My favorite two analyses of Donald J. Trump are Might He Be Channeling James Joyce?? and A Mocking Apology.

In the first item, I related Trump’s articulateness in English to the stream-of-conciousness of Joyce’s Ulysses. The second one concerned the Wizard of Oz: He may be an arrogant know-it-all, a pompous buffoon, and a bully. The Wizard cavorts with evil personages, ridicules those of different body types, and surrounds himself with sycophants.

But he never once expresses lust for the child.

“Pay no attention to that man behind the curtain.”

Culture. It was curious to me that Jet Lag led to cultural riches. Three examples were offered with YouTube links: the Largo of Dvorak’s Symphony No. 9, “From the New World;” Julie Taymor’s stunning Titus, a film production of Shakepeare’s elegantly horrific Titus Andronicus; and Ettore Scola’s charming film Le Bal.

Anthony Hopkins serves dinner to Jessica Lange in Julie Taymor’s Titus.

Cuisine. There’s a trifecta of food and cooking (quite distinct from Titus). I celebrated Catalan Cuisine with my own rendition of Mar i Muntanya, Sea and Mountain. I experimented with Gai Lan and Duck Bacon. And I shared lore about English Quakers and their chocolate business ventures.

Women. The year 2017 will be remembered as a Year of the Woman, and not simply because of Trump’s earlier documented locker room talk or Weinstein’s alleged despicable behavior.

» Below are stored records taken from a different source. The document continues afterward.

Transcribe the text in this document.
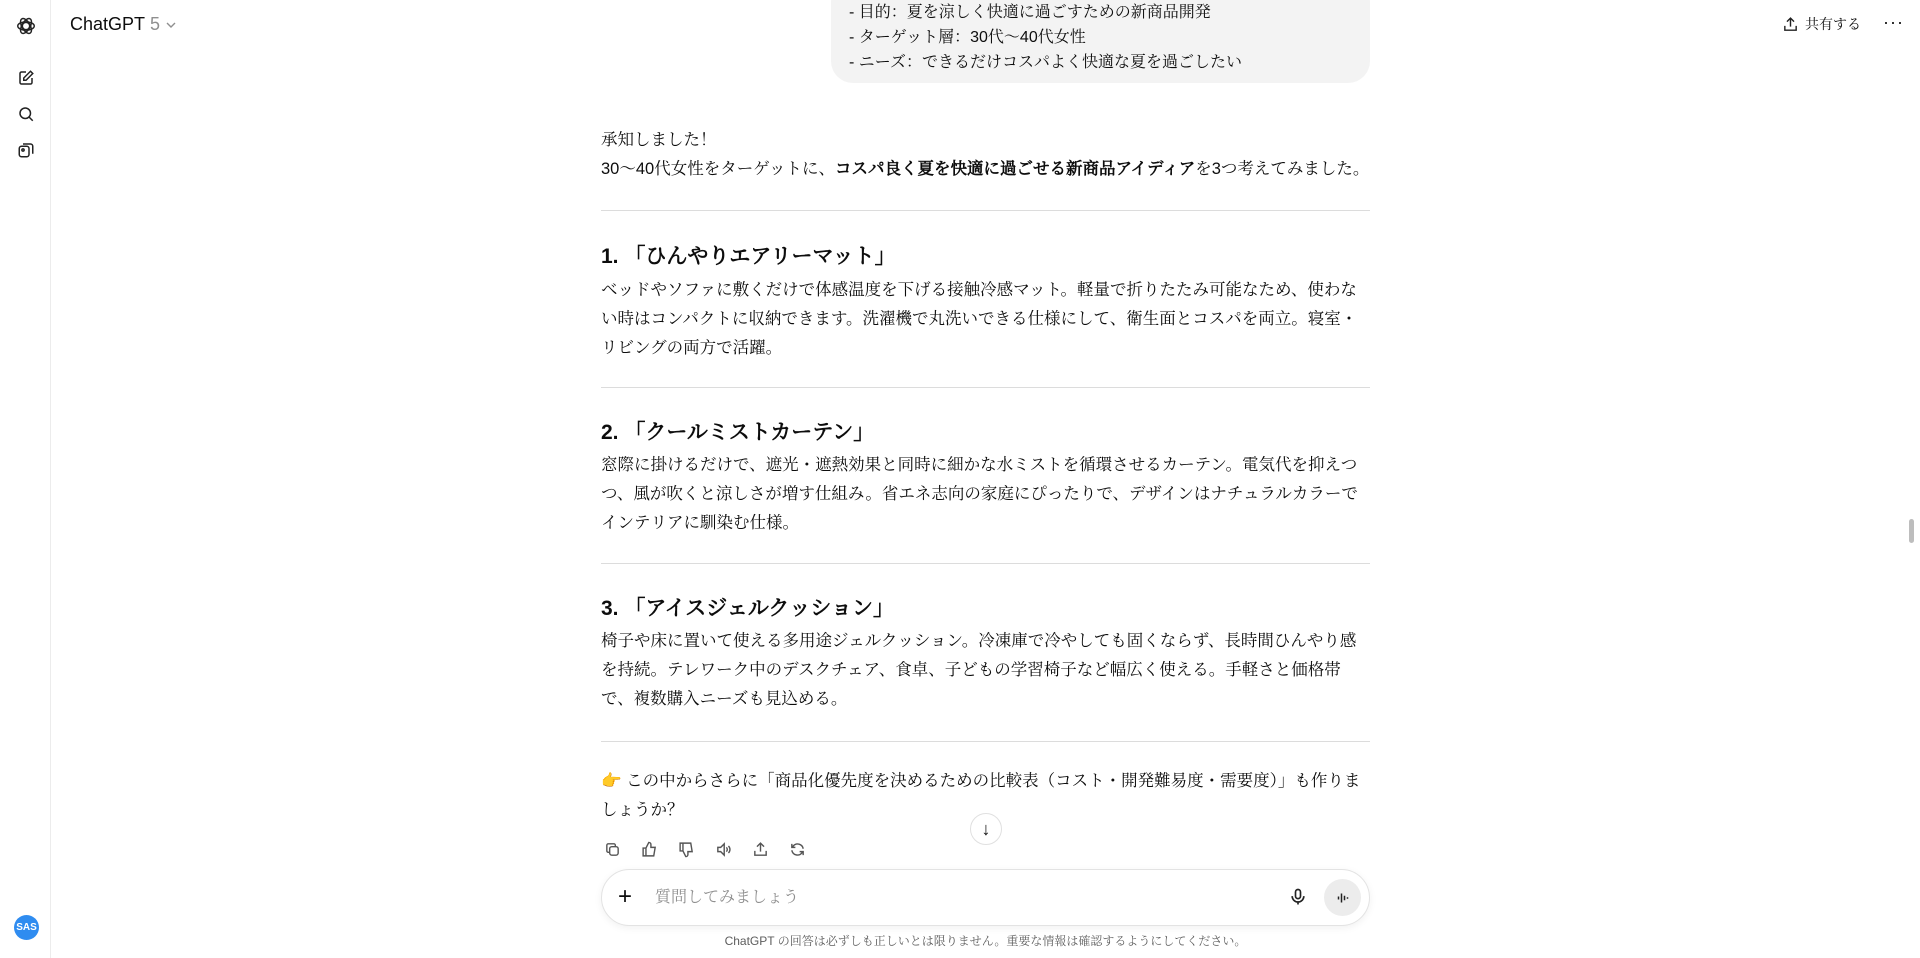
SAS
ChatGPT 5	共有する ···
- 目的：夏を涼しく快適に過ごすための新商品開発
- ターゲット層：30代〜40代女性
- ニーズ：できるだけコスパよく快適な夏を過ごしたい
承知しました！
30〜40代女性をターゲットに、コスパ良く夏を快適に過ごせる新商品アイディアを3つ考えてみました。
1. 「ひんやりエアリーマット」
ベッドやソファに敷くだけで体感温度を下げる接触冷感マット。軽量で折りたたみ可能なため、使わない時はコンパクトに収納できます。洗濯機で丸洗いできる仕様にして、衛生面とコスパを両立。寝室・リビングの両方で活躍。
2. 「クールミストカーテン」
窓際に掛けるだけで、遮光・遮熱効果と同時に細かな水ミストを循環させるカーテン。電気代を抑えつつ、風が吹くと涼しさが増す仕組み。省エネ志向の家庭にぴったりで、デザインはナチュラルカラーでインテリアに馴染む仕様。
3. 「アイスジェルクッション」
椅子や床に置いて使える多用途ジェルクッション。冷凍庫で冷やしても固くならず、長時間ひんやり感を持続。テレワーク中のデスクチェア、食卓、子どもの学習椅子など幅広く使える。手軽さと価格帯で、複数購入ニーズも見込める。
👉 この中からさらに「商品化優先度を決めるための比較表（コスト・開発難易度・需要度）」も作りましょうか？
↓
+
質問してみましょう
ChatGPT の回答は必ずしも正しいとは限りません。重要な情報は確認するようにしてください。
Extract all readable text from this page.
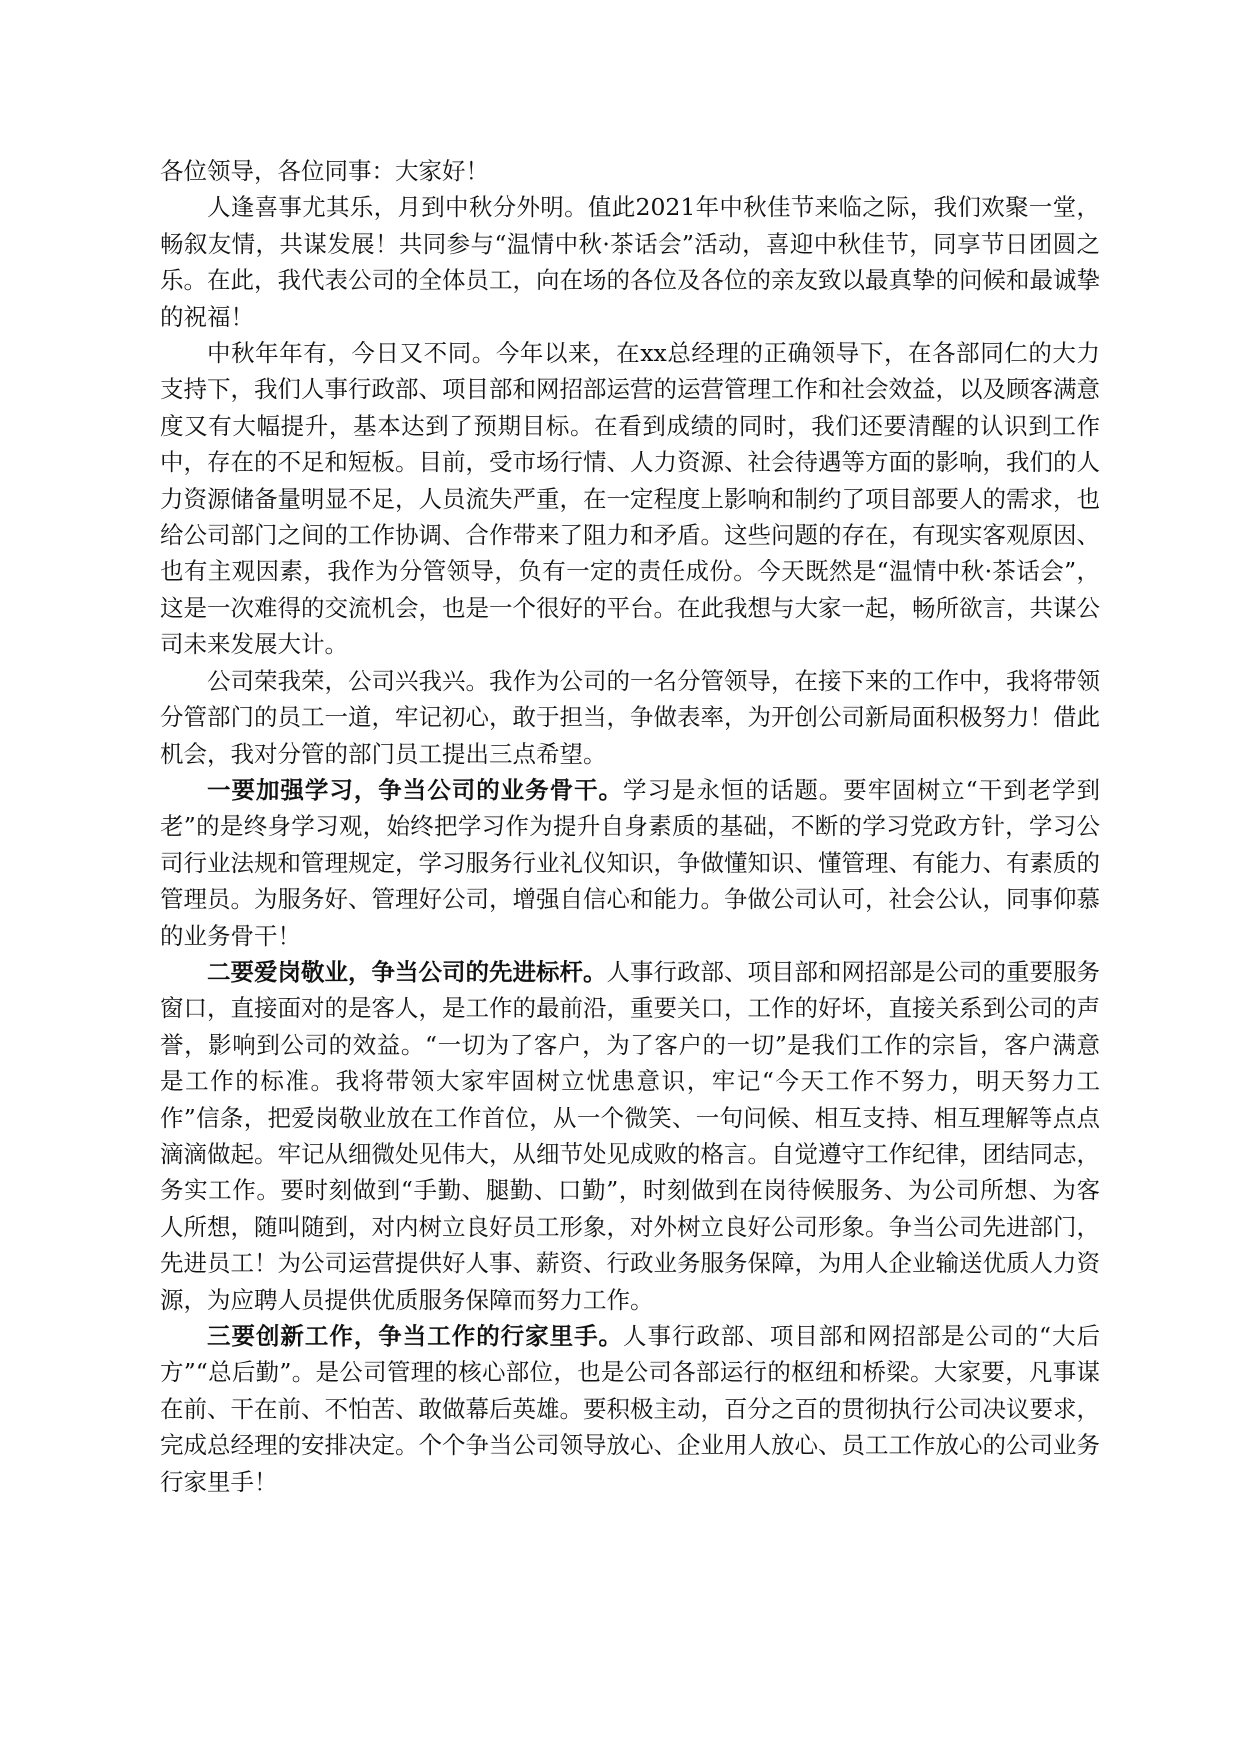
各位领导，各位同事：大家好！

人逢喜事尤其乐，月到中秋分外明。值此2021年中秋佳节来临之际，我们欢聚一堂，畅叙友情，共谋发展！共同参与“温情中秋·茶话会”活动，喜迎中秋佳节，同享节日团圆之乐。在此，我代表公司的全体员工，向在场的各位及各位的亲友致以最真挚的问候和最诚挚的祝福！

中秋年年有，今日又不同。今年以来，在xx总经理的正确领导下，在各部同仁的大力支持下，我们人事行政部、项目部和网招部运营的运营管理工作和社会效益，以及顾客满意度又有大幅提升，基本达到了预期目标。在看到成绩的同时，我们还要清醒的认识到工作中，存在的不足和短板。目前，受市场行情、人力资源、社会待遇等方面的影响，我们的人力资源储备量明显不足，人员流失严重，在一定程度上影响和制约了项目部要人的需求，也给公司部门之间的工作协调、合作带来了阻力和矛盾。这些问题的存在，有现实客观原因、也有主观因素，我作为分管领导，负有一定的责任成份。今天既然是“温情中秋·茶话会”，这是一次难得的交流机会，也是一个很好的平台。在此我想与大家一起，畅所欲言，共谋公司未来发展大计。

公司荣我荣，公司兴我兴。我作为公司的一名分管领导，在接下来的工作中，我将带领分管部门的员工一道，牢记初心，敢于担当，争做表率，为开创公司新局面积极努力！借此机会，我对分管的部门员工提出三点希望。

一要加强学习，争当公司的业务骨干。学习是永恒的话题。要牢固树立“干到老学到老”的是终身学习观，始终把学习作为提升自身素质的基础，不断的学习党政方针，学习公司行业法规和管理规定，学习服务行业礼仪知识，争做懂知识、懂管理、有能力、有素质的管理员。为服务好、管理好公司，增强自信心和能力。争做公司认可，社会公认，同事仰慕的业务骨干！

二要爱岗敬业，争当公司的先进标杆。人事行政部、项目部和网招部是公司的重要服务窗口，直接面对的是客人，是工作的最前沿，重要关口，工作的好坏，直接关系到公司的声誉，影响到公司的效益。“一切为了客户，为了客户的一切”是我们工作的宗旨，客户满意是工作的标准。我将带领大家牢固树立忧患意识，牢记“今天工作不努力，明天努力工作”信条，把爱岗敬业放在工作首位，从一个微笑、一句问候、相互支持、相互理解等点点滴滴做起。牢记从细微处见伟大，从细节处见成败的格言。自觉遵守工作纪律，团结同志，务实工作。要时刻做到“手勤、腿勤、口勤”，时刻做到在岗待候服务、为公司所想、为客人所想，随叫随到，对内树立良好员工形象，对外树立良好公司形象。争当公司先进部门，先进员工！为公司运营提供好人事、薪资、行政业务服务保障，为用人企业输送优质人力资源，为应聘人员提供优质服务保障而努力工作。

三要创新工作，争当工作的行家里手。人事行政部、项目部和网招部是公司的“大后方”“总后勤”。是公司管理的核心部位，也是公司各部运行的枢纽和桥梁。大家要，凡事谋在前、干在前、不怕苦、敢做幕后英雄。要积极主动，百分之百的贯彻执行公司决议要求，完成总经理的安排决定。个个争当公司领导放心、企业用人放心、员工工作放心的公司业务行家里手！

SimanaitisSays offered two wonderful examples of historical womanhood. Elizabeth Chudleigh was an eighteenth-century con woman and A Genuine Piece of Work. By contrast, Katy Luther, Wife of Martin, was much more virtuous, though the tale is livened up when she escapes from a Cistercian cloister, possibly in a herring barrel.

The Russian Revolution. Today’s Russia may have returned to just another oligarchy, this time without the sanctity of a tsar. However, a century ago, its revolution had high ideals combined with terrible violence. Helen Rappaport’s Caught in the Revolution introduced me to Petrograd Nights—and Days.

Phil Jordan, valet, chauffeur, and major domo of sorts to the U.S. ambassador in Petrograd, 1917.

This book also introduced me to Phil Jordan. Jordan, an African-American, was valet, chauffeur, and major domo of sorts to the U.S. ambassador during those tumultuous days in Petrograd. Jordan’s commentaries, recorded in his letters home, are eloquent and, in a humble way, heroic.

Native American code talkers, Australia, 1943.

Heroes. Celebrating All The Code Talkers discussed other U.S. heroes. Native Americans used their language skills in radio communications encoded against enemies during World Wars I and II. Their full recognition came only in this, the 21st century. As I noted, “A long time coming, yet so highly deserved.”

Thanks sincerely for your readership in 2017. I wish you a Joyous New Year of 2018. ds

© Dennis Simanaitis,, 2017

3 comments on “2017—WE MADE IT TO THE END!

  1. George Phillips
    December 31, 2017

    And to you Dennis

    Sent from my iPad

  2. Mark W
    December 31, 2017

    Truly a trying year, but the wide range of topics covered on the site demonstrate that things have always been nuts. Maybe we’ll survive? Thanks, Dennis, for all your efforts!

  3. Michael Rubin
    December 31, 2017

    Thanks for a year of fascinating, amusing and sometimes surpassing topics and for the effort that goes into it. Hoping for a safe and saner 2018.